Petit Peuple : Bailinsi : le cloître des destins croisés

L’aventure qui suit a de troublantes analogies avec celle de Liu Zhiyu, le génie des mathématiques qui vient de se faire moine (VdlC 34), plutôt que de jouir de la corne d’abondance que le monde s’apprêtait à déverser sur lui.

C’était en 2006. Avec Li, ami pékinois, nous étions partis en tournée autour de Shijiazhuang, à la recherche de sites, tels la citadelle de Zhengding (dont Xi Jinping, futur maître du pays, fut secrétaire du Parti en ’82), du vieux pont de Zhaozhou de 1400 ans, ou des monts Cangyan, base d’un monastère sur un canyon à pic, envahi de verdure et d’un torrent furieux en contrebas.

Une étape de notre périple était la pagode octogonale de Bailin de 1330 (dynastie Yuan) au lieu dit du Bois des cyprès. Sur place, autour de la gracieuse tour à 7 niveaux, un cloître nous attendait, actif, prospère, bruissant des pas des hôtes, des frères guidant leur marche, ou leur formation spirituelle. Détruit durant les années noires ’60-’70 (comme celui de Longquan à Haidian et comme de centaines d’autres), le sanctuaire venait d’être restauré à sa gloire d’antan, aux frais de l’Etat qui y avait réinstallé cette communauté bouddhiste.

Parcourant ces cours et pavillons chamarrés de pourpre, de fresques et de doré, je fus rejoint par un Li débordant d’enthousiasme, vu la nouvelle qu’il portait. Le prieur du sanctuaire ne serait autre que «Wang Dan», l’étudiant en philosophie, leader au printemps de Pékin en 1989, aux côtés de Wuer’Kaixi, dit le trompe-la-mort, la passionaria Chailing, voire Liu Xiaobo, le petit prof de fac, futur plus célèbre prisonnier du pays et prix Nobel de la Paix.

Après le 4 juin, Wang Dan avait été classé l’un des «ennemis publics». Capturé à Canton alors qu’il tentait de gagner Hong Kong, il avait purgé quatre ans, puis deux autres avant d’être expulsé aux USA à l’aube d’une visite du Président Clinton. La rumeur lui prêtait des études de 3ème cycle entre Harvard et Oxford.

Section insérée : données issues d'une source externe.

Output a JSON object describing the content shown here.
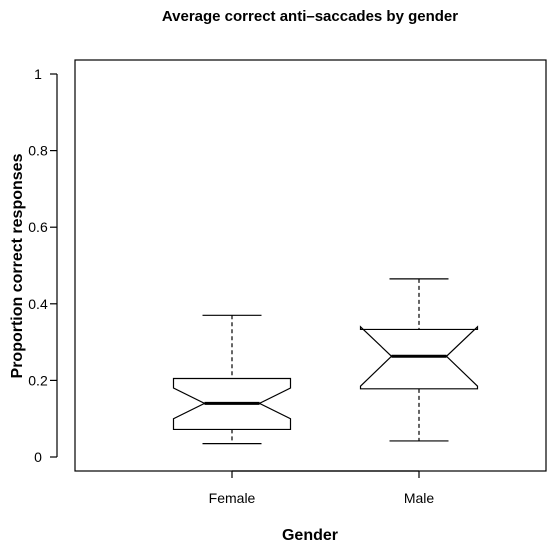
{
  "chart_data": {
    "type": "box",
    "title": "Average correct anti–saccades by gender",
    "xlabel": "Gender",
    "ylabel": "Proportion correct responses",
    "ylim": [
      0,
      1
    ],
    "yticks": [
      "0",
      "0.2",
      "0.4",
      "0.6",
      "0.8",
      "1"
    ],
    "notched": true,
    "categories": [
      "Female",
      "Male"
    ],
    "boxes": [
      {
        "category": "Female",
        "whisker_low": 0.035,
        "q1": 0.072,
        "median": 0.14,
        "q3": 0.205,
        "whisker_high": 0.37,
        "notch_low": 0.1,
        "notch_high": 0.18
      },
      {
        "category": "Male",
        "whisker_low": 0.042,
        "q1": 0.178,
        "median": 0.263,
        "q3": 0.333,
        "whisker_high": 0.465,
        "notch_low": 0.185,
        "notch_high": 0.34
      }
    ]
  }
}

Mais Li et d’autres juraient qu’il était de retour, suite à un deal secret avec le régime, pour se retirer dans les ordres à Bailin !

Si Wang était bien devenu à 37 ans le prieur du lieu, c’était un signe irréfutable que le Parti avait décidé, discrètement et sans perdre la face, de tourner cette triste page: de rechercher la réconciliation avec sa société.

A ma prière, un frère nous mena à une salle d’études. Nous n’attendîmes que cinq minutes avant de voir un bonze athlétique, lunetté, nous saluer d’un mince sourire, s’enquérant de l’objet de notre démarche.

La conversation fut brève: « je ne suis pas Wang Dan », coupa-t-il court immédiatement. Quand je sus le fin mot de l’histoire, quelques jours plus tard, la confusion de Li apparut logique. Six ans seulement séparaient les deux hommes. Wang Dan et Shi Minghai -nom du prieur— étaient tous deux des anciens de la faculté de philosophie de Beida. Shi étant né en 1963, Wang en 1969 était un «bizuth» à Beida quand éclatèrent les temps instables. Ce qui ne l’avait pas empêché d’y jouer le rôle fulgurant que l’on sait.

Cet après-midi dans la salle d’étude, le prieur et moi restions comme sonnés, en quête d’un moyen pour sortir de cette situation gênante. Moi, d’avoir provoqué le quiproquo, et lui de se retrouver confronté à un passé auquel il avait depuis belle lurette voulu tourner le dos.

Au passage, la scène éclairait sur l’attitude double et trouble du régime, face à son passé. En rouvrant le cloître et en le finançant, il corrigeait sa persécution des religions 40 ans avant. Mais en privant Wang Dan de sa nationalité et en le bannissant à vie, il persistait à justifier le drame d’une nuit 20 ans en arrière, fantôme aigrissant ses rapports avec sa jeunesse et le monde.

Nous quittâmes Shi Minghai, le priant de nous excuser d’avoir troublé sa sérénité. Le voyant regagner à pas feutrés son univers de repos de l’âme, j’eus l’image fugace de Shi et Wang, ces deux garçons aux destins opposés.

Celui-ci vivait dans un harmonieux confort, pour avoir joué selon les règles. Celui là était exilé, réprouvé pour avoir obéi à sa conscience : deux frères de la pensée, propulsés aux antipodes par leur morale personnelle, chacun cloîtré dans «son coin sous le ciel» (天各一方, Tīan gè yī fāng).